Também não percebo por que razão é necessário um substantivo (bite). Esse substantivo pode ser substituído por outra expressão: como o vento corta/o vento cortante,...


----------



## Vanda

Sim, porque é uma entrada de dicionário e o original é bite - noun.


----------



## uchi.m

Vanda said:


> Sim, porque é uma entrada de dicionário e o original é bite - noun.


Mas precisa respeitar a morfologia? Não é só traduzir?


----------



## Vanda

Precisa, uchi-san! bite - noun = xxxxx - substantivo.


----------



## uchi.m

Pode ser só *frio *então? O frio do vento = the bite of the wind?


----------



## Vanda

Poder pode, mas preciso me ater ao significado em que está sendo usado conforme meu primeiro post:stinging effect, portanto o cortante e afins cabem. O Michaellis me dá esta sugestão: _ação mordente de um ácido sobre metal_, donde pulei para ação cortante - locução substantiva!


----------



## uchi.m

Vanda said:


> Poder pode, mas preciso me ater ao significado em que está sendo usado conforme meu primeiro post:stinging effect, portanto o cortante e afins cabem. O Michaellis me dá esta sugestão: _ação mordente de um ácido sobre metal_, donde pulei para ação cortante - locucação substantiva!


----------



## Joca

Se fosse um poema, me arriscaria a dizer: a* navalha *no (_ou_ do) vento. 

Outras opções menos felizes: força, rigor, penetrância, agudeza, aspereza, as garras ...


----------



## Casquilho

Hamlet:_ The air bites shrewdly; it is very cold.
_Horatio:_ It is a nipping and eager air._
(_The Tragedy of Hamlet_, act I, scene iv.)

Uma tradução que eu li dizia mais ou menos:

Hamlet: Faz um frio terrível; o ar morde furiosamente.
Horácio: De fato, ar cortante e muito vivo.

Quando li achei graça nesse "ar mordente", pensei que fosse ou uma expressão antiga ou uma extravaganciazinha de Shakespeare. Mas pelo jeito é uma expressão comum. Será que isso te ajuda, Vanda?

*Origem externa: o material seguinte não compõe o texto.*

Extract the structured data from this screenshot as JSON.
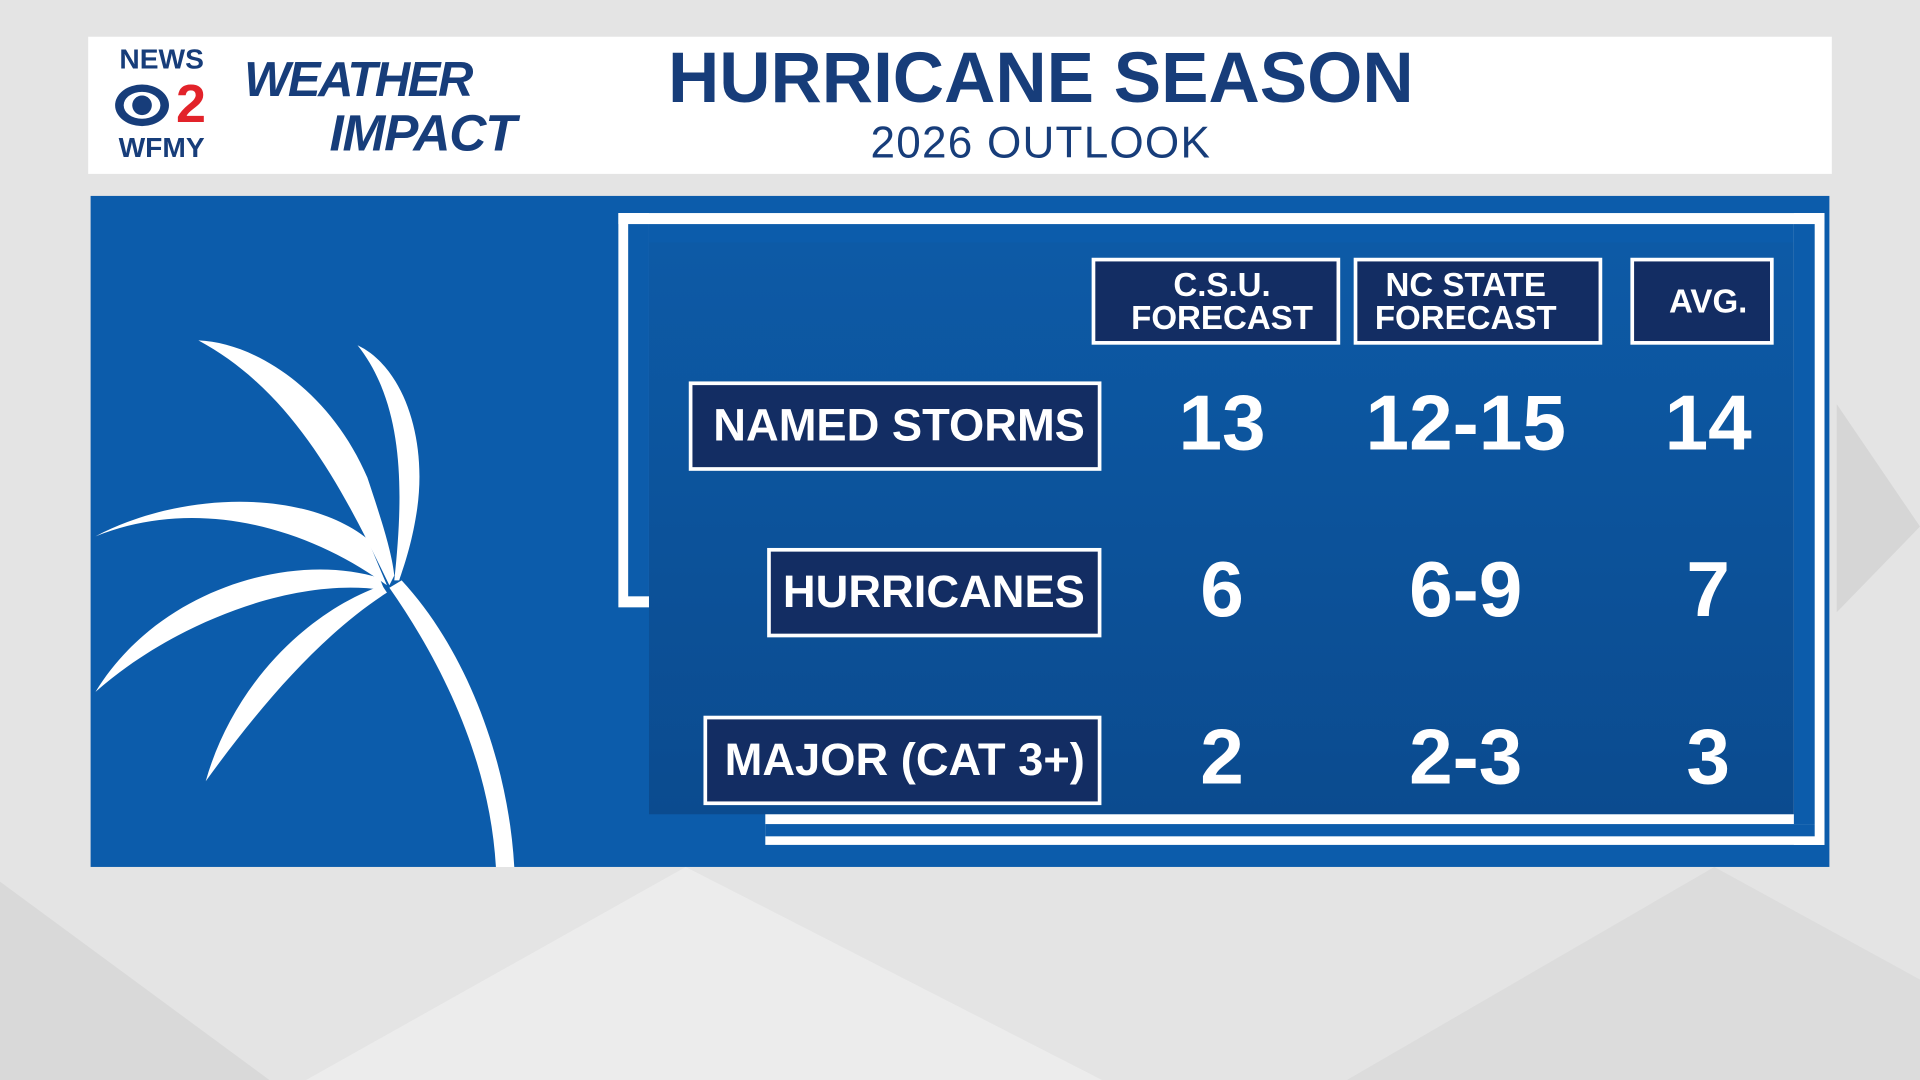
{
  "header": {
    "logo": {
      "news": "NEWS",
      "channel": "2",
      "station": "WFMY",
      "weather": "WEATHER",
      "impact": "IMPACT"
    },
    "title": "HURRICANE SEASON",
    "subtitle": "2026 OUTLOOK"
  },
  "table": {
    "columns": [
      "C.S.U.\nFORECAST",
      "NC STATE\nFORECAST",
      "AVG."
    ],
    "rows": [
      [
        "NAMED STORMS",
        13,
        "12-15",
        14
      ],
      [
        "HURRICANES",
        6,
        "6-9",
        7
      ],
      [
        "MAJOR (CAT 3+)",
        2,
        "2-3",
        3
      ]
    ]
  }
}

Obs: "mordente", com sua terminação em -ente resquicial do particípio presente latino, pode funcionar como substantivo tanto como adjetivo.


----------



## Vanda

Sim, pode e eu já tinha conferido no dicionário - digo sobre o mordente como substantivo. O que acontece aqui é que as acepções para mordente (subst) não traduzem a ideia de cortante para o vento. E sim, claro que pode ser usado literariamente, mas aí já não entra como acepção da palavra original.


----------



## Johannes

_O sentido a ser dado é:*stinging* effect.
_As you can be *stung* by a scorpion, what do you call that in Portuguese?
Pensei que era ferroada ou picada ( as ferroadas dos ventos gelados no inverno )


----------



## uchi.m

Johannes said:


> _O sentido a ser dado é:*stinging* effect.
> _As you can be *stung* by a scorpion, what do you call that in Portuguese?
> Pensei que era ferroada ou picada ( as ferroadas dos ventos gelados no inverno )


Nunca ouvi falar ferroada do vento; frio do vento, sim, já ouvi, e também vento cortante. Vento mordente também nunca ouvi dizer.


----------